Our story took us full circle. The book of mine she and Phil had read together all those years ago was the story of my partner at the time, Cheryl, and her own battle with cancer and death at a ridiculously early age. That’s what our friendship started with. A little over a year ago, shortly after her own diagnosis Geneviève gave me a call. Perhaps in part she wanted to talk to me as a friend, but she also wanted to hear from me as someone who might actually understand what she was facing. I welcomed her questions and was eager to help in whatever way I could in the face of something so monumentally terrifying and unfair. And so I did. But there was a dark subtext to that conversation that we both sensed, I think — Cheryl had died. Geneviève wasn’t planning on going that way. She was determined to fight, however impossible the odds, to move toward health in any way she could figure. After that first conversation I avoided openly comparing her situation to Cheryl’s. She asked different questions. I hoped she would recover, too. I desperately wanted the parallel to end at diagnosis and treatment.

Last week, she got in touch and asked about Cheryl again. There was no avoiding that darkness anymore. Geneviève’s doctors had run out of options. She’d entered hospice. And she wanted to know what I thought. What choices had Cheryl and I made? What would I do differently? She was trying to figure out how she should die.

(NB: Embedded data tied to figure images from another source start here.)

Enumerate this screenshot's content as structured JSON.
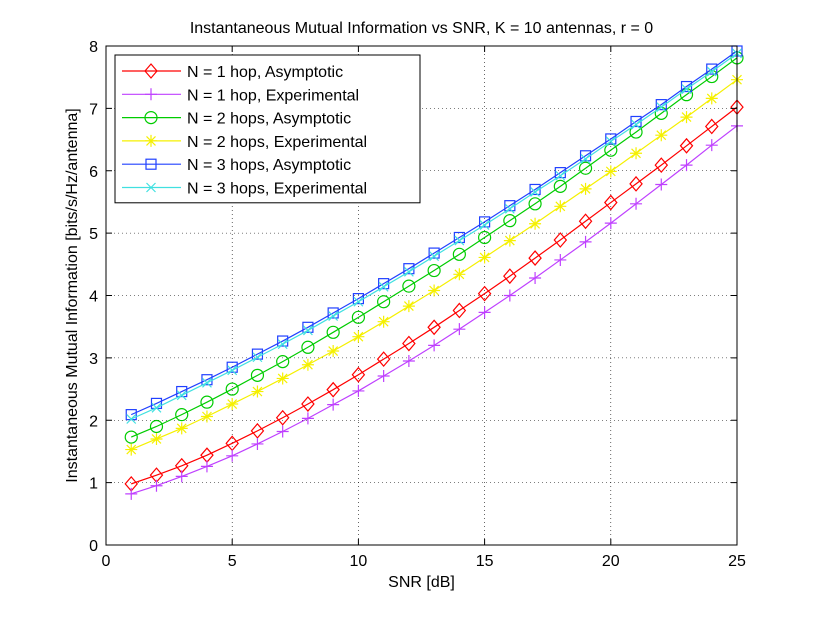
{
  "chart_data": {
    "type": "line",
    "title": "Instantaneous Mutual Information vs SNR, K = 10 antennas, r = 0",
    "xlabel": "SNR [dB]",
    "ylabel": "Instantaneous Mutual Information [bits/s/Hz/antenna]",
    "xlim": [
      0,
      25
    ],
    "ylim": [
      0,
      8
    ],
    "xticks": [
      0,
      5,
      10,
      15,
      20,
      25
    ],
    "yticks": [
      0,
      1,
      2,
      3,
      4,
      5,
      6,
      7,
      8
    ],
    "grid": true,
    "legend_position": "top-left",
    "x": [
      1,
      2,
      3,
      4,
      5,
      6,
      7,
      8,
      9,
      10,
      11,
      12,
      13,
      14,
      15,
      16,
      17,
      18,
      19,
      20,
      21,
      22,
      23,
      24,
      25
    ],
    "series": [
      {
        "name": "N = 1 hop, Asymptotic",
        "color": "#ff0000",
        "marker": "diamond",
        "values": [
          0.98,
          1.12,
          1.27,
          1.44,
          1.63,
          1.83,
          2.04,
          2.26,
          2.49,
          2.73,
          2.98,
          3.23,
          3.49,
          3.76,
          4.03,
          4.31,
          4.6,
          4.89,
          5.19,
          5.49,
          5.79,
          6.09,
          6.4,
          6.71,
          7.02
        ]
      },
      {
        "name": "N = 1 hop, Experimental",
        "color": "#bf40ff",
        "marker": "plus",
        "values": [
          0.82,
          0.95,
          1.1,
          1.26,
          1.43,
          1.62,
          1.82,
          2.03,
          2.25,
          2.47,
          2.71,
          2.95,
          3.2,
          3.46,
          3.73,
          4.0,
          4.28,
          4.57,
          4.86,
          5.16,
          5.47,
          5.78,
          6.09,
          6.41,
          6.72
        ]
      },
      {
        "name": "N = 2 hops, Asymptotic",
        "color": "#00cc00",
        "marker": "circle",
        "values": [
          1.73,
          1.9,
          2.09,
          2.29,
          2.5,
          2.72,
          2.94,
          3.17,
          3.41,
          3.65,
          3.9,
          4.15,
          4.4,
          4.66,
          4.93,
          5.2,
          5.47,
          5.75,
          6.04,
          6.33,
          6.62,
          6.92,
          7.22,
          7.51,
          7.81
        ]
      },
      {
        "name": "N = 2 hops, Experimental",
        "color": "#f5f000",
        "marker": "star",
        "values": [
          1.53,
          1.7,
          1.87,
          2.06,
          2.26,
          2.46,
          2.67,
          2.89,
          3.11,
          3.34,
          3.58,
          3.83,
          4.08,
          4.34,
          4.61,
          4.88,
          5.15,
          5.43,
          5.71,
          5.99,
          6.28,
          6.57,
          6.86,
          7.16,
          7.46
        ]
      },
      {
        "name": "N = 3 hops, Asymptotic",
        "color": "#2040ff",
        "marker": "square",
        "values": [
          2.09,
          2.27,
          2.46,
          2.65,
          2.85,
          3.06,
          3.27,
          3.49,
          3.72,
          3.95,
          4.19,
          4.43,
          4.68,
          4.93,
          5.18,
          5.44,
          5.7,
          5.97,
          6.24,
          6.51,
          6.79,
          7.06,
          7.35,
          7.63,
          7.92
        ]
      },
      {
        "name": "N = 3 hops, Experimental",
        "color": "#40e0e0",
        "marker": "x",
        "values": [
          2.02,
          2.2,
          2.4,
          2.6,
          2.8,
          3.01,
          3.22,
          3.44,
          3.67,
          3.9,
          4.14,
          4.38,
          4.63,
          4.88,
          5.13,
          5.39,
          5.66,
          5.92,
          6.19,
          6.47,
          6.74,
          7.02,
          7.31,
          7.59,
          7.88
        ]
      }
    ]
  }
}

Earlier that same week, though, she sent me another kind of message: images of a whole mess of exquisite small drawings spilled out in her studio. One, still in progress, was a jewel-like rendition of a mother and daughter scribbling together on paper with markers, radiantly smiling in red stripes. The darkness was there, terrifying, inevitable. And Geneviève was making beautiful, inspiring drawings until the end.




A postscript to the above that I guess would be relevant is to say that the drawing above was part of a children’s book she was working on when she died. It was about a mother who was stuck inside a bubble. It was mostly done, except for several character’s hair and a few other details, and the bubbles. I helped finish the drawings and did the lettering to finish it. That book is also available from D&Q, and it’s lovely and, as you might expect, heartbreaking.

So, yeah. Geneviève is gone. But her work is alive. Thanks to D&Q and Phil Elverum for that.